I always tell readers who ask what my new book is about that the better question is who is the book about because if the characters don't resonate for them, they'll lose interest and possibly not finish. That's why I work so hard creating three-dimensional characters who sound, look and feel real and who have their good points and bad. If readers can relate to them as they do friends and family, and if they even worry about them when they put the book down, then I know I have done my job and the reader will take the whole ride with me.
3.) Who's your favorite character in this book and why?
I absolutely adored my protagonist Mindy because she was so honest and genuine and she never stopped trying to improve herself, improve her husband and her kids and improve her life. The fact that she rarely saw any signs of progress is what her made her so funny and vulnerable. But the one character that I grew to love and was challenged by was 17-year old Aaron, Artie's son from his first marriage. I drew from my experiences from when my son was that age and was one part sweet and three parts nasty. But in him I saw so much heart and intellect that needed discovering, I enjoyed peeling away the layers of the onion chapter by chapter so that readers would see his great potential too. The old adage about not judging a book by its cover is true for people as well.
3.) What's your writing process/writing environment like?

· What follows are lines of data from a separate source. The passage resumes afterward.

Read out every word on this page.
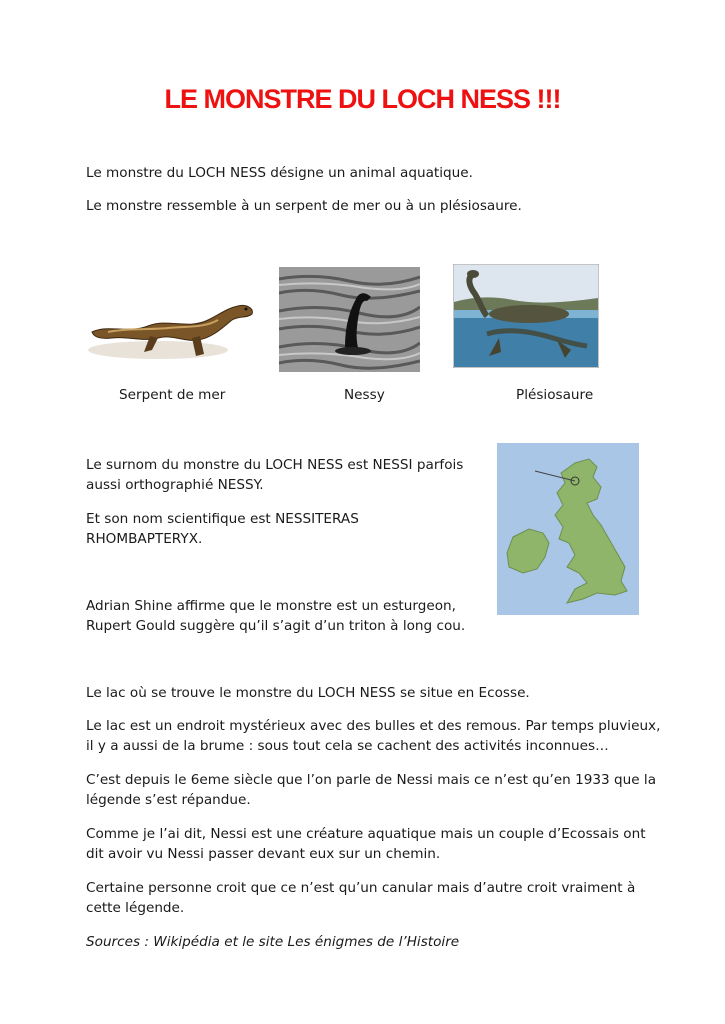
LE MONSTRE DU LOCH NESS !!!

Le monstre du LOCH NESS désigne un animal aquatique.

Le monstre ressemble à un serpent de mer ou à un plésiosaure.

Serpent de mer	Nessy	Plésiosaure

Le surnom du monstre du LOCH NESS est NESSI parfois

aussi orthographié NESSY.

Et son nom scientifique est NESSITERAS

RHOMBAPTERYX.

Adrian Shine affirme que le monstre est un esturgeon,

Rupert Gould suggère qu’il s’agit d’un triton à long cou.

Le lac où se trouve le monstre du LOCH NESS se situe en Ecosse.

Le lac est un endroit mystérieux avec des bulles et des remous. Par temps pluvieux,

il y a aussi de la brume : sous tout cela se cachent des activités inconnues…

C’est depuis le 6eme siècle que l’on parle de Nessi mais ce n’est qu’en 1933 que la

légende s’est répandue.

Comme je l’ai dit, Nessi est une créature aquatique mais un couple d’Ecossais ont

dit avoir vu Nessi passer devant eux sur un chemin.

Certaine personne croit que ce n’est qu’un canular mais d’autre croit vraiment à

cette légende.

Sources : Wikipédia et le site Les énigmes de l’Histoire
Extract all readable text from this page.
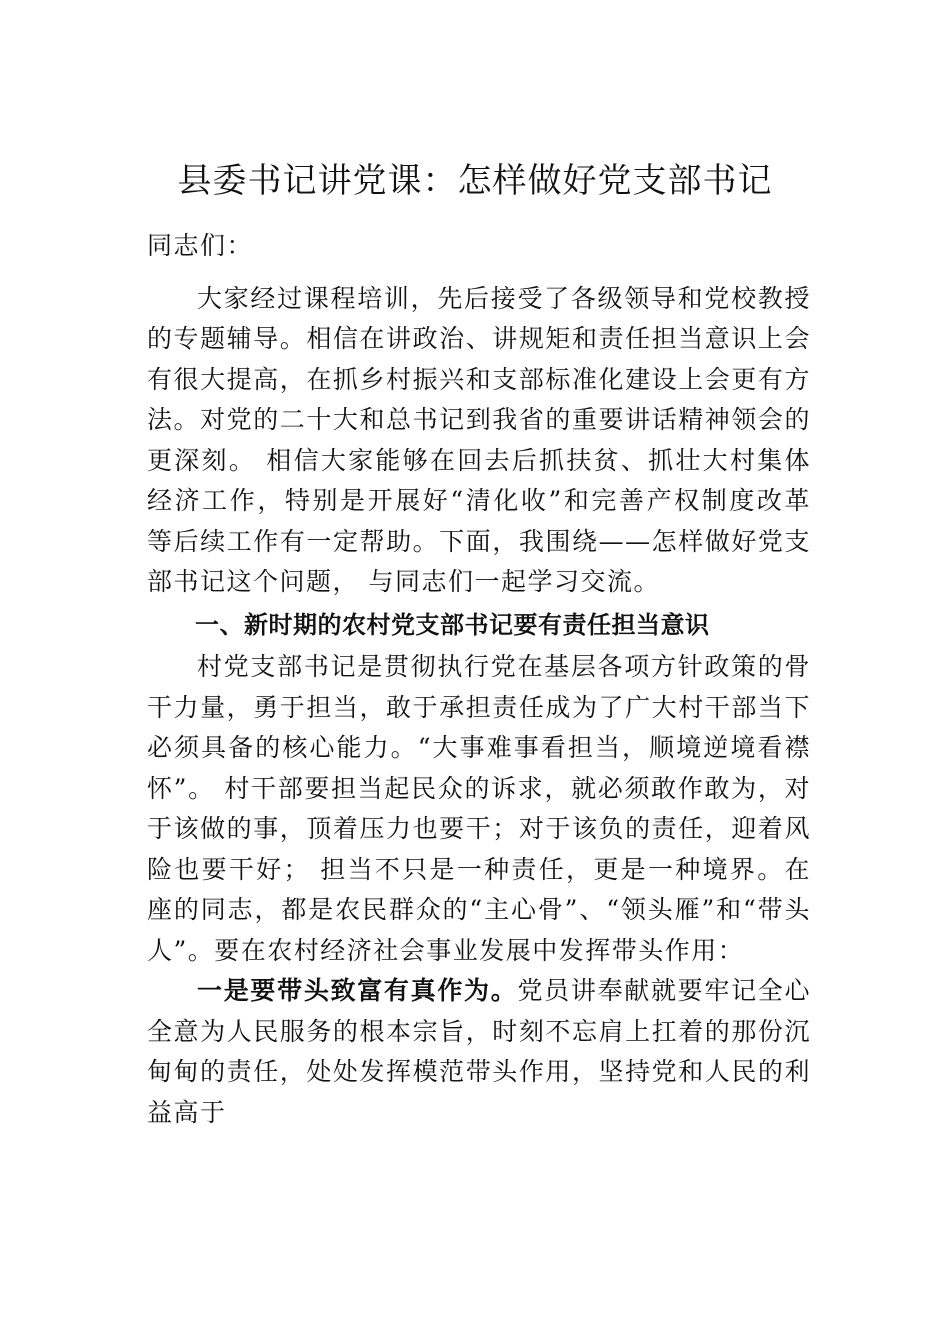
县委书记讲党课：怎样做好党支部书记

同志们：

大家经过课程培训，先后接受了各级领导和党校教授的专题辅导。相信在讲政治、讲规矩和责任担当意识上会有很大提高，在抓乡村振兴和支部标准化建设上会更有方法。对党的二十大和总书记到我省的重要讲话精神领会的更深刻。 相信大家能够在回去后抓扶贫、抓壮大村集体经济工作，特别是开展好“清化收”和完善产权制度改革等后续工作有一定帮助。下面，我围绕——怎样做好党支部书记这个问题， 与同志们一起学习交流。

一、新时期的农村党支部书记要有责任担当意识

村党支部书记是贯彻执行党在基层各项方针政策的骨干力量，勇于担当，敢于承担责任成为了广大村干部当下必须具备的核心能力。“大事难事看担当，顺境逆境看襟怀”。 村干部要担当起民众的诉求，就必须敢作敢为，对于该做的事，顶着压力也要干；对于该负的责任，迎着风险也要干好； 担当不只是一种责任，更是一种境界。在座的同志，都是农民群众的“主心骨”、“领头雁”和“带头人”。要在农村经济社会事业发展中发挥带头作用：

一是要带头致富有真作为。党员讲奉献就要牢记全心全意为人民服务的根本宗旨，时刻不忘肩上扛着的那份沉甸甸的责任，处处发挥模范带头作用，坚持党和人民的利益高于
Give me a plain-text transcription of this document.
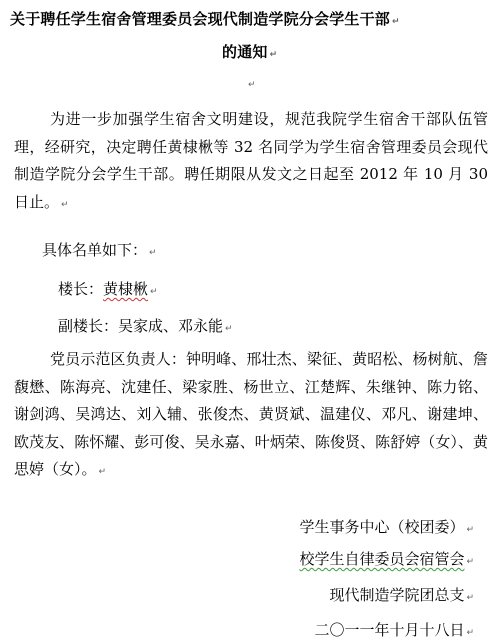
关于聘任学生宿舍管理委员会现代制造学院分会学生干部 ↵
的通知 ↵
↵
为进一步加强学生宿舍文明建设，规范我院学生宿舍干部队伍管理，经研究，决定聘任黄棣楸等 32 名同学为学生宿舍管理委员会现代制造学院分会学生干部。聘任期限从发文之日起至 2012 年 10 月 30 日止。 ↵
具体名单如下： ↵
楼长：黄棣楸 ↵
副楼长：吴家成、邓永能 ↵
党员示范区负责人：钟明峰、邢壮杰、梁征、黄昭松、杨树航、詹馥懋、陈海亮、沈建任、梁家胜、杨世立、江楚辉、朱继钟、陈力铭、谢剑鸿、吴鸿达、刘入辅、张俊杰、黄贤斌、温建仪、邓凡、谢建坤、欧茂友、陈怀耀、彭可俊、吴永嘉、叶炳荣、陈俊贤、陈舒婷（女）、黄思婷（女）。 ↵
学生事务中心（校团委） ↵
校学生自律委员会宿管会 ↵
现代制造学院团总支 ↵
二〇一一年十月十八日 ↵
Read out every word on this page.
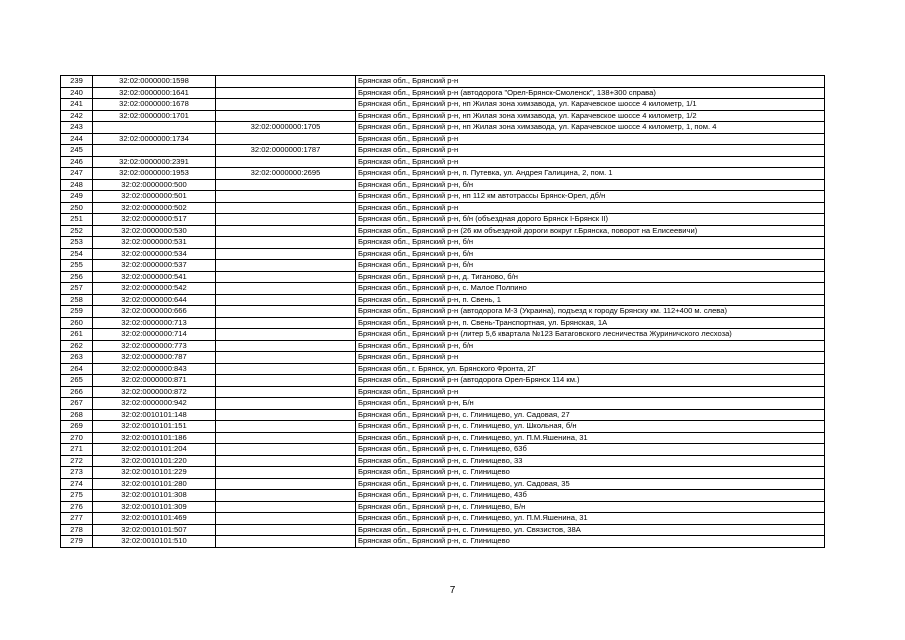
239	32:02:0000000:1598		Брянская обл., Брянский р-н
240	32:02:0000000:1641		Брянская обл., Брянский р-н (автодорога "Орел-Брянск-Смоленск", 138+300 справа)
241	32:02:0000000:1678		Брянская обл., Брянский р-н, нп Жилая зона химзавода, ул. Карачевское шоссе 4 километр, 1/1
242	32:02:0000000:1701		Брянская обл., Брянский р-н, нп Жилая зона химзавода, ул. Карачевское шоссе 4 километр, 1/2
243		32:02:0000000:1705	Брянская обл., Брянский р-н, нп Жилая зона химзавода, ул. Карачевское шоссе 4 километр, 1, пом. 4
244	32:02:0000000:1734		Брянская обл., Брянский р-н
245		32:02:0000000:1787	Брянская обл., Брянский р-н
246	32:02:0000000:2391		Брянская обл., Брянский р-н
247	32:02:0000000:1953	32:02:0000000:2695	Брянская обл., Брянский р-н, п. Путевка, ул. Андрея Галицина, 2, пом. 1
248	32:02:0000000:500		Брянская обл., Брянский р-н, б/н
249	32:02:0000000:501		Брянская обл., Брянский р-н, нп 112 км автотрассы Брянск-Орел, дб/н
250	32:02:0000000:502		Брянская обл., Брянский р-н
251	32:02:0000000:517		Брянская обл., Брянский р-н, б/н (объездная дорого Брянск I-Брянск II)
252	32:02:0000000:530		Брянская обл., Брянский р-н (26 км объездной дороги вокруг г.Брянска, поворот на Елисеевичи)
253	32:02:0000000:531		Брянская обл., Брянский р-н, б/н
254	32:02:0000000:534		Брянская обл., Брянский р-н, б/н
255	32:02:0000000:537		Брянская обл., Брянский р-н, б/н
256	32:02:0000000:541		Брянская обл., Брянский р-н, д. Тиганово, б/н
257	32:02:0000000:542		Брянская обл., Брянский р-н, с. Малое Полпино
258	32:02:0000000:644		Брянская обл., Брянский р-н, п. Свень, 1
259	32:02:0000000:666		Брянская обл., Брянский р-н (автодорога М-3 (Украина), подъезд к городу Брянску км. 112+400 м. слева)
260	32:02:0000000:713		Брянская обл., Брянский р-н, п. Свень-Транспортная, ул. Брянская, 1А
261	32:02:0000000:714		Брянская обл., Брянский р-н (литер 5,6 квартала №123 Батаговского лесничества Журиничского лесхоза)
262	32:02:0000000:773		Брянская обл., Брянский р-н, б/н
263	32:02:0000000:787		Брянская обл., Брянский р-н
264	32:02:0000000:843		Брянская обл., г. Брянск, ул. Брянского Фронта, 2Г
265	32:02:0000000:871		Брянская обл., Брянский р-н (автодорога Орел-Брянск 114 км.)
266	32:02:0000000:872		Брянская обл., Брянский р-н
267	32:02:0000000:942		Брянская обл., Брянский р-н, Б/н
268	32:02:0010101:148		Брянская обл., Брянский р-н, с. Глинищево, ул. Садовая, 27
269	32:02:0010101:151		Брянская обл., Брянский р-н, с. Глинищево, ул. Школьная, б/н
270	32:02:0010101:186		Брянская обл., Брянский р-н, с. Глинищево, ул. П.М.Яшенина, 31
271	32:02:0010101:204		Брянская обл., Брянский р-н, с. Глинищево, 63б
272	32:02:0010101:220		Брянская обл., Брянский р-н, с. Глинищево, 33
273	32:02:0010101:229		Брянская обл., Брянский р-н, с. Глинищево
274	32:02:0010101:280		Брянская обл., Брянский р-н, с. Глинищево, ул. Садовая, 35
275	32:02:0010101:308		Брянская обл., Брянский р-н, с. Глинищево, 43б
276	32:02:0010101:309		Брянская обл., Брянский р-н, с. Глинищево, Б/н
277	32:02:0010101:469		Брянская обл., Брянский р-н, с. Глинищево, ул. П.М.Яшенина, 31
278	32:02:0010101:507		Брянская обл., Брянский р-н, с. Глинищево, ул. Связистов, 38А
279	32:02:0010101:510		Брянская обл., Брянский р-н, с. Глинищево
7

I’m a crack-of- dawn morning writer maybe because my muses are busy all night and can’t wait to have me pour out what they sunk in (at least they let me go to the bathroom first). That being said, when I’m in the zone, I write morning, noon and night. I know I’m done, however, when I look up at the computer screen and I see this, “She said, hjkljkl;uiop.” Then it’s time to shut the lights. As for where I write, the majority of my work is written while chained to my computer table which is situated right smack in the middle of my master bedroom... I never thought this would be my workspace. I always fantasized about having the kind of home office that “playwright” Diane Keaton got in “Something’s Gotta Give.” - this huge, white, ocean-facing office that was stocked with floral bouquets and a breathtaking view. Perhaps one day, but for now it’s fine. I look out at my beautiful backyard and at least my commute is a breeze. Not to mention I can make it to the fridge in under thirty seconds.
4.) What's your favorite part of writing?
I am crazy about writing dialogue and would spend days working on a scene between Mindy and Beth to make sure that I got the tone, the phrasing, the timing and the subtle nuances just right. There was so much that they wanted to say to each other after eight years of making each other crazy, I just had to let it out a little at a time, like air coming out of a balloon. But the scene I loved writing the most was the one where they are in a hotel room and Beth confronts the fact that she might be pregnant. It is a funny, poignant moment where both characters reveal their greatest joys and misgivings of motherhood and I remember when I sat at my computer, the words just poured out and I had to sit still to hear every last word coming through. I realized at the end that they had just broadcast my own conflicts and vulnerabilities about being a mom and it was whoa... where did that come from?
5.) What's the best piece of advice you've ever gotten about writing?
Good question. When I first began writing fiction, I turned to many of the wonderful books that are out there to teach the craft. But the two books that became my bibles, the ones that I still refer to when I'm stuck are the stand bys for many writers, Bird By Bird by Anne LaMott and Writing Down the Bones by Natalie Goldberg. I found so much wisdom in their words, and they gave me the courage to listen to my inner voice and trust it. Now when I'm being pulled in different directions, I just close my eyes, listen to the conversations going on in my head and miraculously, I know what to do. I thank them for that.